Ну что ж, понятно, что тут совесть тов. Черновецкого кристально чиста: сотрудничество с КГБ – это, конечно, вовсе не «блат», а почетная обязанность порядочного гражданина СССР…
Так и остался Леонид Михайлович простофилей, даже став сразу же после защиты диссертации проректором Киевского госуниверситета – «самым молодым в истории этого замечательного и громадного вуза. В моем подчинении было несколько тысяч научных сотрудников, из которых 18 – академики и член-корреспонденты Академии наук». И помыкать бы ему «член-корреспондентами» до самой пенсии, кабы «крыша» не прохудилась и не «наступили годы свободы и независимости». Быстро вылетел из университета проректор госбезопасности – отправился, «не имея никакой материальной поддержки, сам создавать предприятия. Руководил громадными коллективами, восстанавливал заводы, одним из первых в Украине задекларировал большие честно заработанные доходы…». Забыл тут Леонид Михайлович ввернуть свое любимое «я был такой единственный в стране». И зря. Потому что в нашем государстве «создавать предприятия», руководить «громадными коллективами» и уж тем более «восстанавливать заводы» в те времена (как, впрочем, зачастую и сейчас) могли только люди, имеющие за спиной не менее «громадный» капитал, причем, как правило, сугубо криминального происхождения…
Потом, как и полагается «бригадных» кругах, «было депутатство, регулярные приемы граждан со всей страны, благотворительность для детей и взрослых».
И мы переходим к следующей части «Исповеди Мэра», которая называется «Мой путь в политике».
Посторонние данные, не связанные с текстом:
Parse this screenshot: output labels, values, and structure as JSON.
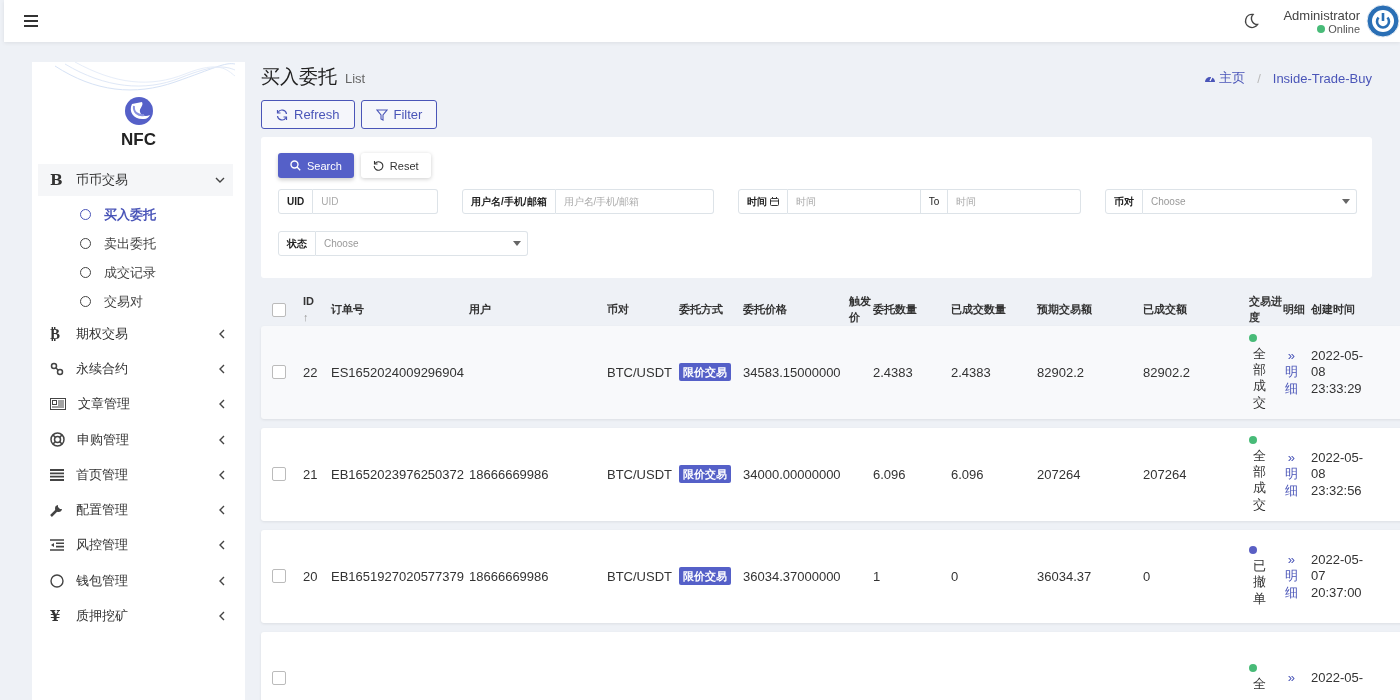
{
  "topbar": {
    "user": {
      "name": "Administrator",
      "status": "Online",
      "color": "#48bb78"
    }
  },
  "sidebar": {
    "logo_text": "NFC",
    "items": [
      {
        "glyph": "B",
        "label": "币币交易",
        "expanded": true,
        "children": [
          {
            "label": "买入委托",
            "selected": true
          },
          {
            "label": "卖出委托",
            "selected": false
          },
          {
            "label": "成交记录",
            "selected": false
          },
          {
            "label": "交易对",
            "selected": false
          }
        ]
      },
      {
        "glyph": "₿",
        "label": "期权交易",
        "expanded": false
      },
      {
        "label": "永续合约",
        "expanded": false
      },
      {
        "label": "文章管理",
        "expanded": false
      },
      {
        "label": "申购管理",
        "expanded": false
      },
      {
        "label": "首页管理",
        "expanded": false
      },
      {
        "label": "配置管理",
        "expanded": false
      },
      {
        "label": "风控管理",
        "expanded": false
      },
      {
        "label": "钱包管理",
        "expanded": false
      },
      {
        "glyph": "¥",
        "label": "质押挖矿",
        "expanded": false
      }
    ]
  },
  "page": {
    "title": "买入委托",
    "subtitle": "List",
    "breadcrumb": [
      {
        "label": "主页",
        "kind": "home"
      },
      {
        "label": "Inside-Trade-Buy",
        "kind": "page"
      }
    ],
    "breadcrumb_separator": "/"
  },
  "toolbar": [
    "Refresh",
    "Filter"
  ],
  "filter": {
    "buttons": [
      {
        "label": "Search",
        "kind": "primary"
      },
      {
        "label": "Reset",
        "kind": "plain"
      }
    ],
    "fields": [
      {
        "kind": "text",
        "label": "UID",
        "placeholder": "UID"
      },
      {
        "kind": "text",
        "label": "用户名/手机/邮箱",
        "placeholder": "用户名/手机/邮箱"
      },
      {
        "kind": "daterange",
        "label": "时间",
        "placeholder": "时间",
        "separator": "To",
        "placeholder_end": "时间"
      },
      {
        "kind": "select",
        "label": "币对",
        "placeholder": "Choose"
      },
      {
        "kind": "select",
        "label": "状态",
        "placeholder": "Choose"
      }
    ]
  },
  "table": {
    "header_checked": false,
    "columns": [
      "ID",
      "订单号",
      "用户",
      "币对",
      "委托方式",
      "委托价格",
      "触发价",
      "委托数量",
      "已成交数量",
      "预期交易额",
      "已成交额",
      "交易进度",
      "明细",
      "创建时间"
    ],
    "sort_icon": "↑",
    "rows": [
      {
        "checked": false,
        "id": "22",
        "order_no": "ES1652024009296904",
        "pair": "BTC/USDT",
        "type": "限价交易",
        "price": "34583.15000000",
        "quantity": "2.4383",
        "filled_qty": "2.4383",
        "expected": "82902.2",
        "filled_amount": "82902.2",
        "status": "全部成交",
        "color": "#48bb78",
        "detail_icon": "»",
        "detail": "明细",
        "created": "2022-05-08 23:33:29"
      },
      {
        "checked": false,
        "id": "21",
        "order_no": "EB1652023976250372",
        "user": "18666669986",
        "pair": "BTC/USDT",
        "type": "限价交易",
        "price": "34000.00000000",
        "quantity": "6.096",
        "filled_qty": "6.096",
        "expected": "207264",
        "filled_amount": "207264",
        "status": "全部成交",
        "color": "#48bb78",
        "detail_icon": "»",
        "detail": "明细",
        "created": "2022-05-08 23:32:56"
      },
      {
        "checked": false,
        "id": "20",
        "order_no": "EB1651927020577379",
        "user": "18666669986",
        "pair": "BTC/USDT",
        "type": "限价交易",
        "price": "36034.37000000",
        "quantity": "1",
        "filled_qty": "0",
        "expected": "36034.37",
        "filled_amount": "0",
        "status": "已撤单",
        "color": "#5a5fc4",
        "detail_icon": "»",
        "detail": "明细",
        "created": "2022-05-07 20:37:00"
      },
      {
        "checked": false,
        "status": "全",
        "color": "#48bb78",
        "detail_icon": "»",
        "created": "2022-05-"
      }
    ]
  }
}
Путь в политике у г-на Черновецкого занял чуть меньше трех страниц, не считая иллюстраций. По сравнению с «Моими Университетами» он вышел чрезвычайно коротким и бледным, но не менее забавным. «В результате моей законотворческой деятельности в Верховном Совете появилось много законов, – рассказывает Леонид Михайлович, приводя при этом совершенно непробиваемые аргументы: – В результате моей деятельности была запрещена порнография, которая, к сожалению, еще продолжает существовать… Мною был поднят вопрос о запрете рекламы табака и алкоголя (которая, кстати, тоже продолжает существовать. – Авт.). И это только маленькая часть того, что было сделано в Украине в результате моей работы как депутата Верховной Рады». «Благодаря моим инициативам очень многие контролирующие органы перестали быть нашими господами», – окончательно добивает электорат своей простотой «народный мэр». Правда, к сожалению, забывает добавить, что это были за органы и куда они, собственно, подевались, – вроде, пока все сидят где сидели и чувствуют себя при этом очень даже неплохо…
Третью часть «Черновецкого балета» – «Мэр Киева» – автор начинает просто и ясно: «Мне не хотелось бы сильно углубляться в эту тему».
Ну еще бы Леониду Михайловичу хотелось углубляться! Тут даже не углубляясь можно так увязнуть, что сам Луценко не разгребет… Впрочем, о «наркотических» скандалах с откровенным увиливанием от экспертизы, щедрых земельных раздачах, строительных аферах, черных зомби, гречке и пр. автор «Исповеди» предпочитает не упоминать. Даже из раздела «Фотолетопись», занимающего большую половину брошюры, предусмотрительно пропали все негры, даже самый главный (и без того кому надо, тот знает). Остались только «хозяйственные» снимки с метлой, рупором, лопатой, кувалдой, пианино, женой, семьей, Пугачевой и полчищами пенсионеров, снабженные остроумными подписями типа «Простые люди – самые добрые».
Что же касается смыслового наполнения раздела «Мэр Киева», то всю эту агитпроповскую шелуху для автора «Исповеди…», похоже, просто скопировали с мониторов, установленных в поездах метро: безумное количество троллейбусов, введенных в эксплуатацию незаметно для киевлян, невидимые мосты через Днепр, куча новых станций подземки, которые дружно откроются чуть ли не следующий день после выборов, и прочие блага, единственно реальным из которых стал массированный подкуп пенсионеров, кое-как залегендированный под «муниципальные доплаты». Цитировать здесь, увы, нечего.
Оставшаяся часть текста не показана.